The Pi is vastly more powerful than something like an Arduino Uno. The latest Pi 3 Model B+ has an 88x faster CPU clock and 500,000x more RAM than the Uno. It also runs a full-fledged Linux operating system, so it’s much easier to create projects involving high-level functions like networking or video processing. And you can connect a standard keyboard, mouse, and monitor, and use it as a normal computer.

But the Pi operating system is also a huge weakness in many applications. There’s no “instant on”, because it takes nearly a minute for the device to boot up. There’s no appliance-like shutoff either – the Pi must be cleanly shutdown before power is turned off, or else the operating system files may get corrupted. And real-time bit twiddling of GPIO is mostly impossible, because the kernel may swap out your process at any moment, making precise timing unpredictable.

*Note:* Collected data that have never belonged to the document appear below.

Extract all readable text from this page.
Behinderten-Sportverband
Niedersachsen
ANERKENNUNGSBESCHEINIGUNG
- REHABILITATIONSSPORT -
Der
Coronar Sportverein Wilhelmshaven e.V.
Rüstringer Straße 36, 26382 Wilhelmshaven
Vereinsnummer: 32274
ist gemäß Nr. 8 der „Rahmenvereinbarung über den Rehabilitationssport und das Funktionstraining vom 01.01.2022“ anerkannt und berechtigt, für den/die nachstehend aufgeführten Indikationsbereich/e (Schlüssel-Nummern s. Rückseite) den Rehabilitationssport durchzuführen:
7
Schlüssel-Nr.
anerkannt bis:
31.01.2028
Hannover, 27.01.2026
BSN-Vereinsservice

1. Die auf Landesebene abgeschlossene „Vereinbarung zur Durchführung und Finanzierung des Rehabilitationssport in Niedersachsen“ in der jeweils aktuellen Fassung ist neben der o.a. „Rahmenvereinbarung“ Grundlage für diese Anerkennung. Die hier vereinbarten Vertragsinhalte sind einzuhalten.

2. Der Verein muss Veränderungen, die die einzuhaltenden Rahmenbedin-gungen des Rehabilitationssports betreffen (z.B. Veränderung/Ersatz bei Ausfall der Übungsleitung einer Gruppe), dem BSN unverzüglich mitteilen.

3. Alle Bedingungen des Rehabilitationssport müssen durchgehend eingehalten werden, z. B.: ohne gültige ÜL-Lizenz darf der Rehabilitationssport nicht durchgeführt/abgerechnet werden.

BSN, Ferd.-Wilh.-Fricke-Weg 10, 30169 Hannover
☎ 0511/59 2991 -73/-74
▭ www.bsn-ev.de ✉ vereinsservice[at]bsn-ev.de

In theory it’s possible to do bare-metal programming on the Raspberry Pi, eliminating Linux and its related drawbacks for real-time applications. Unfortunately this doesn’t seem to be a common practice, and there’s not much information available about how to do it. So the Pi is probably best for those applications where you need some major CPU horsepower and some kind of GPIO connection to other sensors or equipment, but don’t need precise real-time behavior or microsecond-level accuracy.